5. It stereotypes the mid-life crisis
When we think of a mid-life crisis, our minds most probably wander to the stereotypical middle aged man drinking excessively, dressing poorly and buying a shiny new car.
And this is exactly what Lester does. Okay, so he may be more prone to smoking a joint than sinking a six-pack but they both result in a brief escape from reality, and we can only assume that’s the main objective.
People in the midst of a mid-life crisis don’t usually pursue young, underage girls, but this is the stereotype American Beauty decided to perpetuate.
4. Lester’s questionable reason for not sleeping with Angela
After the build up between Lester and Angela, we are relieved when Lester ultimately seems to come to his senses just before they’re due to sleep together.
However, when we really think about it, it’s slightly concerning that the only reason Lester manages to stop himself is because he realises she is a virgin. Yes, it could be said that this realisation allows Lester to see Angela for what she is – a child – but really, his reasoning is questionable.
Virginity does not aquatint to innocence. And, as a man with a daughter of the same age as Angela, Lester should surely be aware of this.
3. It portrays itself as deeper than it really is
American Beauty has been described as a “deep movie for shallow people” and, quite frankly, this seems rather apt considering the film is littered with faux-philosophical ideologies.
The line “sometimes there’s so much beauty in the world I feel like I can’t take it” is a classic example of this. Sure, the plastic bag blowing in the wind is pretty in an ethereal kind of way, but if it had been placed there by Banksy himself, then it would perhaps make more of a statement.
Despite the film’s dark themes and insightful social commentary, we are ultimately left to ponder the idea of “beauty being found in everything”, which unfortunately, is simply not true.
2. Its use of cliche symbolism
The colour red is used consistently throughout American Beauty. At first, it is seen in the roses we associate with Lester’s infatuation with Angela.

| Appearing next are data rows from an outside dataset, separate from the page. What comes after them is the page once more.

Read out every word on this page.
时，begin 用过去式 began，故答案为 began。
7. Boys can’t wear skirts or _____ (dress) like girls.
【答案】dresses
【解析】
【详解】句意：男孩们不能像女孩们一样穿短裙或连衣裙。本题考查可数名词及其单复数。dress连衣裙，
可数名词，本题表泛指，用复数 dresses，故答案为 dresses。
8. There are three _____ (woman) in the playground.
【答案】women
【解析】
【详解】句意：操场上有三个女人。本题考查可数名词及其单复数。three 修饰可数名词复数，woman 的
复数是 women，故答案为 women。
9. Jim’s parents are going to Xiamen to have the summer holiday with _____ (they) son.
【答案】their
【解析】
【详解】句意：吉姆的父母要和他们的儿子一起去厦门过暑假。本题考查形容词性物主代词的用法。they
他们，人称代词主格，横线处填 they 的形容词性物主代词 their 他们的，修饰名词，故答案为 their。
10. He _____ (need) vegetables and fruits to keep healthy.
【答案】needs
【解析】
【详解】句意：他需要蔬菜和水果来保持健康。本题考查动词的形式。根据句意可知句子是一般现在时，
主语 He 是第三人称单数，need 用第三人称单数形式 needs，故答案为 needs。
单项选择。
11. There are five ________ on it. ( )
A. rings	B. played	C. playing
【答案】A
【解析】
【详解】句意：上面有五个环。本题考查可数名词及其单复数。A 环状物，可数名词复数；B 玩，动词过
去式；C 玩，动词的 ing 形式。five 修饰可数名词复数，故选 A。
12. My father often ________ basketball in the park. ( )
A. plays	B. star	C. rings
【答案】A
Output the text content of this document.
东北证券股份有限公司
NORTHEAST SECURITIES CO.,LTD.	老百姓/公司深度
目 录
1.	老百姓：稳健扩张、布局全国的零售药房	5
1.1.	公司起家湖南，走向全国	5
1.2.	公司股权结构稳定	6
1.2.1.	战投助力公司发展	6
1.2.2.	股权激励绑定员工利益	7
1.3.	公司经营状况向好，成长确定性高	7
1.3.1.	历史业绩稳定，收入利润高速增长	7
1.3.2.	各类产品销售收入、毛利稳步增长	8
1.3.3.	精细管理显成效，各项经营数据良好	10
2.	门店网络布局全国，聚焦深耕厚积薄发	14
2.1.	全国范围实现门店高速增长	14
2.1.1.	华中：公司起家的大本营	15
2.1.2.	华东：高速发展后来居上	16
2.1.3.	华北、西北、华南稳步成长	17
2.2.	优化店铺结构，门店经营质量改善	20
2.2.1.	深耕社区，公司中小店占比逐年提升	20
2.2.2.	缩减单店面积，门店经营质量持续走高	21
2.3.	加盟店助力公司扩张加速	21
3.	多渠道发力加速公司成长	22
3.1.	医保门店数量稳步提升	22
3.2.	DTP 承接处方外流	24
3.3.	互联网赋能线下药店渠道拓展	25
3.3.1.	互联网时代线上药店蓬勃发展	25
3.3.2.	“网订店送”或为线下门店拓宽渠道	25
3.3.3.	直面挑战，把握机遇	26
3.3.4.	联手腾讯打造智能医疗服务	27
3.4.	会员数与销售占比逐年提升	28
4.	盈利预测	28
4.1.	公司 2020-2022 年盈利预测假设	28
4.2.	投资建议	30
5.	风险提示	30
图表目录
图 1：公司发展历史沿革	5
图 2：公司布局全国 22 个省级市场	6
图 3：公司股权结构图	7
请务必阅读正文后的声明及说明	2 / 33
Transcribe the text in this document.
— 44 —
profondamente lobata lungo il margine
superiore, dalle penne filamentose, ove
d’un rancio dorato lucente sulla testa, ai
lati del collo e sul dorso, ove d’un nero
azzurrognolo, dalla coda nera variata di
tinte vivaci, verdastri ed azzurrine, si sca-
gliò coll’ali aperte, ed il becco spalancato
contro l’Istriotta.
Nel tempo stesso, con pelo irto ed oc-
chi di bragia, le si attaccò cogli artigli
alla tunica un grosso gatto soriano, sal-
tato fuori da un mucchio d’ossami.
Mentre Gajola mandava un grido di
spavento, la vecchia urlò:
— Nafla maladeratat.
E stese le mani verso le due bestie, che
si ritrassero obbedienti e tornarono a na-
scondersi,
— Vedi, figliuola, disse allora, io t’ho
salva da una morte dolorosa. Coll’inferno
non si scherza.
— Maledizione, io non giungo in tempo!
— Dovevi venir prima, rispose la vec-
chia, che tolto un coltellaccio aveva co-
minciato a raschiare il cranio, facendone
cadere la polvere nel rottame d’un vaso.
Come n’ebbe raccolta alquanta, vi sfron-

The roses then start to appear throughout the Burnham household, representing the facade that hides the emptiness of life.
We become so used to the red roses, in fact, that we as the viewer are lulled into a false sense of security. This makes the crimson blood splatter seen after Lester is shot all the more shocking, aiding the film’s impressive crescendo. This symbolism is intended to be subtle, but really just parodies our year seven English lessons in which we were told that red = passion.
1. It normalises stalking
Lester’s daughter, Jane, is riddled with low self-esteem and a strong hatred for her parents. This might go some way to explain her complete lack of concern when she is essentially stalked by her neighbour, Ricky.
Ricky follows Jane around with a video camera, even going so far as to film her in her bedroom without her knowledge. Whilst Jane might be flattered by the reaction, his obsession is seen only as a slight faux pas.
After all, he is just a lonely, isolated adolescent, not an obsessive stalker who seeks to isolate Jane from her only friend, a classic sign of controlling behaviour. Yeah sure, isn’t that what they all say?